Si des mesures telles que la libération de prisonniers politiques sont les bienvenues, la liberté des médias suscite déjà des inquiétudes. Les médias privés ont été empêchés de couvrir les consultations nationales, la couverture étant monopolisée par les médias d’État, et en octobre, des coups de feu ont été tirés lors d’un raid de l’armée sur un média appartenant à un partisan de Condé.

Ces exemples montrent une fois de plus que les libertés civiques ne peuvent jamais dépendre des largesses et des caprices d’un dirigeant, susceptible de se retirer à tout moment ; les droits doivent être garantis par des lois et réalisés dans la pratique, étayés par une démocratie qui fonctionne.

Les libertés civiques ne peuvent jamais dépendre des largesses et des caprices d’un dirigeant, susceptible de se retirer à tout moment.

La routine pour les sociétés minières étrangères

Il semble y avoir peu de leviers internationaux pour faire pression sur les nouveaux dirigeants de la Guinée. Contrairement au Mali, parmi d’autres États d’Afrique de l’Ouest, la Guinée n’est pas considérée comme particulièrement stratégique par les États occidentaux. Elle n’abrite pas de bases occidentales. Elle a heureusement été largement épargnée par le fléau du terrorisme islamiste.

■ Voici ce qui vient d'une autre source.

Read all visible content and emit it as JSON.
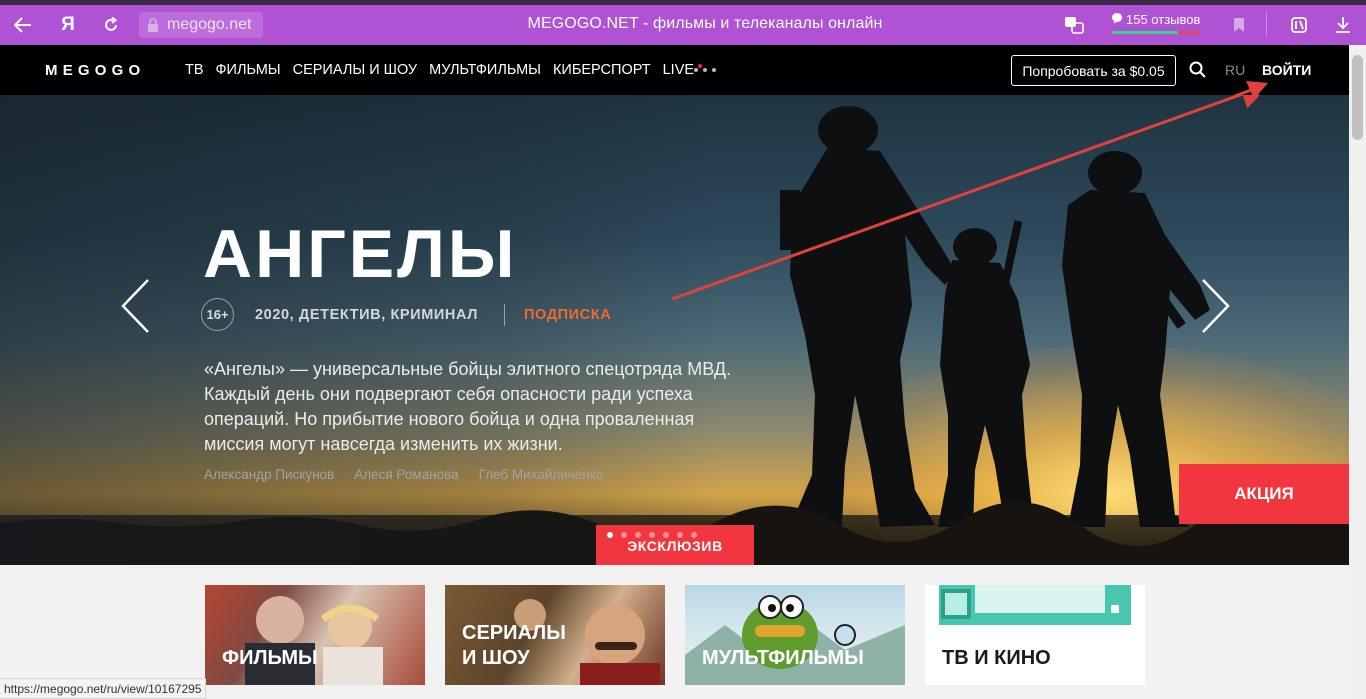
{
  "browser": {
    "url": "megogo.net",
    "page_title": "MEGOGO.NET - фильмы и телеканалы онлайн",
    "reviews_label": "155 отзывов",
    "accent_color": "#b052d4"
  },
  "header": {
    "logo": "MEGOGO",
    "nav": [
      "ТВ",
      "ФИЛЬМЫ",
      "СЕРИАЛЫ И ШОУ",
      "МУЛЬТФИЛЬМЫ",
      "КИБЕРСПОРТ",
      "LIVE"
    ],
    "try_button": "Попробовать за $0.05",
    "language": "RU",
    "login": "ВОЙТИ"
  },
  "hero": {
    "title": "АНГЕЛЫ",
    "age_rating": "16+",
    "meta": "2020, ДЕТЕКТИВ, КРИМИНАЛ",
    "access": "ПОДПИСКА",
    "description": "«Ангелы» — универсальные бойцы элитного спецотряда МВД. Каждый день они подвергают себя опасности ради успеха операций. Но прибытие нового бойца и одна проваленная миссия могут навсегда изменить их жизни.",
    "cast": [
      "Александр Пискунов",
      "Алеся Романова",
      "Глеб Михайличенко"
    ],
    "promo_button": "АКЦИЯ",
    "exclusive_label": "ЭКСКЛЮЗИВ",
    "slides": {
      "total": 7,
      "active": 1
    },
    "accent_red": "#f2363f",
    "accent_orange": "#ef6b2c"
  },
  "categories": [
    {
      "label": "ФИЛЬМЫ"
    },
    {
      "label_line1": "СЕРИАЛЫ",
      "label_line2": "И ШОУ"
    },
    {
      "label": "МУЛЬТФИЛЬМЫ"
    },
    {
      "label": "ТВ И КИНО"
    }
  ],
  "status_bar": {
    "url": "https://megogo.net/ru/view/10167295"
  }
}
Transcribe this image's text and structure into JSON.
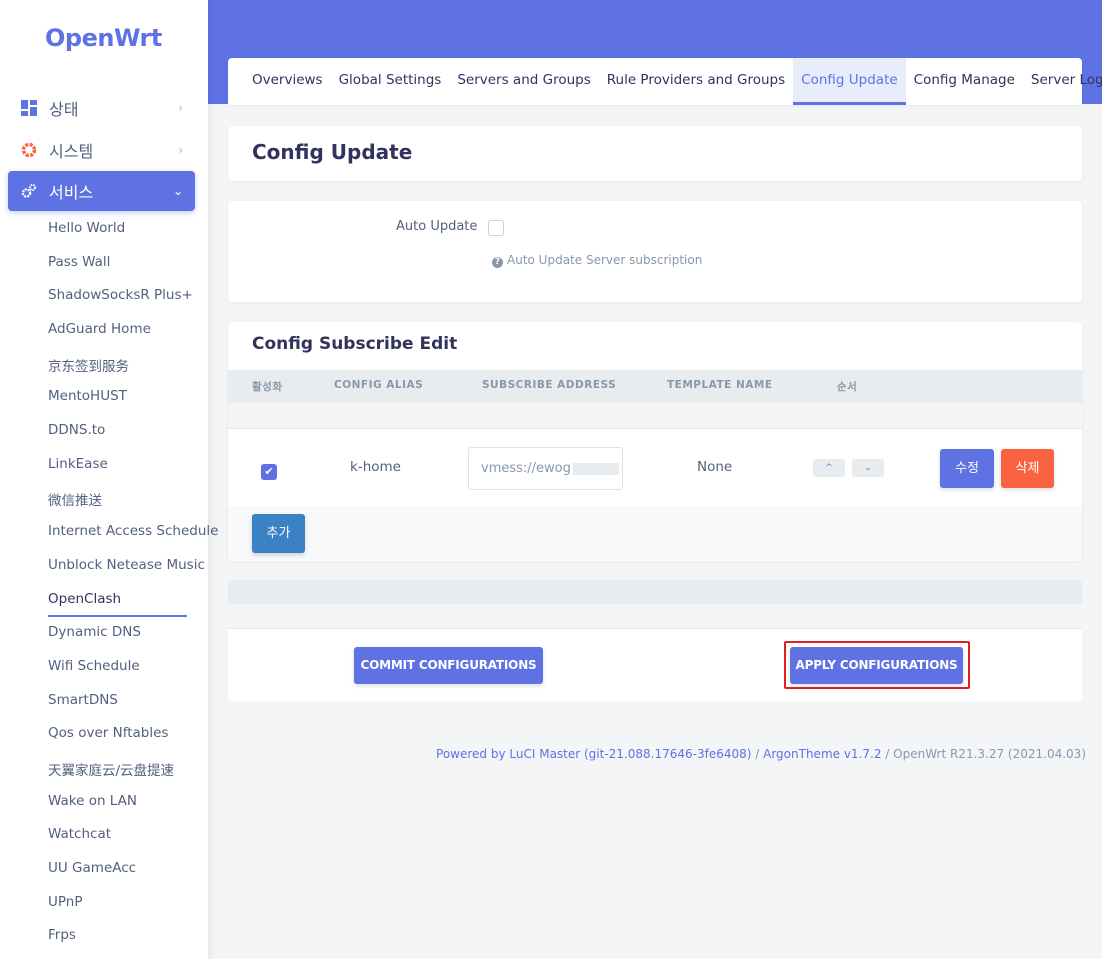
{
  "sidebar": {
    "logo": "OpenWrt",
    "menu": [
      {
        "label": "상태",
        "icon": "dashboard-icon",
        "chevron": "›"
      },
      {
        "label": "시스템",
        "icon": "gear-icon",
        "chevron": "›"
      },
      {
        "label": "서비스",
        "icon": "cogs-icon",
        "chevron": "⌄"
      }
    ],
    "services": [
      "Hello World",
      "Pass Wall",
      "ShadowSocksR Plus+",
      "AdGuard Home",
      "京东签到服务",
      "MentoHUST",
      "DDNS.to",
      "LinkEase",
      "微信推送",
      "Internet Access Schedule",
      "Unblock Netease Music",
      "OpenClash",
      "Dynamic DNS",
      "Wifi Schedule",
      "SmartDNS",
      "Qos over Nftables",
      "天翼家庭云/云盘提速",
      "Wake on LAN",
      "Watchcat",
      "UU GameAcc",
      "UPnP",
      "Frps"
    ],
    "active_service": "OpenClash"
  },
  "tabs": [
    "Overviews",
    "Global Settings",
    "Servers and Groups",
    "Rule Providers and Groups",
    "Config Update",
    "Config Manage",
    "Server Logs"
  ],
  "active_tab": "Config Update",
  "page_title": "Config Update",
  "auto_update": {
    "label": "Auto Update",
    "checked": false,
    "help": "Auto Update Server subscription"
  },
  "subscribe": {
    "title": "Config Subscribe Edit",
    "columns": [
      "활성화",
      "CONFIG ALIAS",
      "SUBSCRIBE ADDRESS",
      "TEMPLATE NAME",
      "순서"
    ],
    "row": {
      "enabled": true,
      "alias": "k-home",
      "address": "vmess://ewog",
      "template": "None",
      "up": "^",
      "down": "⌄",
      "edit_label": "수정",
      "delete_label": "삭제"
    },
    "add_label": "추가"
  },
  "actions": {
    "commit_label": "COMMIT CONFIGURATIONS",
    "apply_label": "APPLY CONFIGURATIONS"
  },
  "footer": {
    "powered_link": "Powered by LuCI Master (git-21.088.17646-3fe6408)",
    "sep": " / ",
    "theme_link": "ArgonTheme v1.7.2",
    "version": " / OpenWrt R21.3.27 (2021.04.03)"
  },
  "colors": {
    "accent": "#5e72e4",
    "danger": "#fb6340",
    "add_button": "#3b82c4",
    "highlight_border": "#e02020"
  }
}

Ce que la Guinée a, ce sont des minéraux, en abondance. C’est le deuxième plus grand producteur mondial de bauxite, le minerai qui contient l’aluminium, crucial pour l’industrie du monde entier. Elle possède également du minerai de fer, de l’or et des diamants.

L’exploitation minière est cruciale pour la Guinée. Elle représente 78 % de l’ensemble des recettes d’exportation et 18 % du PIB. La demande de bauxite est élevée et le PIB de la Guinée a augmenté de 5 % par an. Mais c’est l’histoire habituelle : le pays est riche mais sa population est pauvre. La croissance récente n’a pas amélioré leur situation. Les présidents successifs se sont révélés corrompus. Peut-être les militaires surprendront-ils tout le monde et créeront-ils un précédent en résistant à la corruption qui a attiré tous les anciens dirigeants du pays.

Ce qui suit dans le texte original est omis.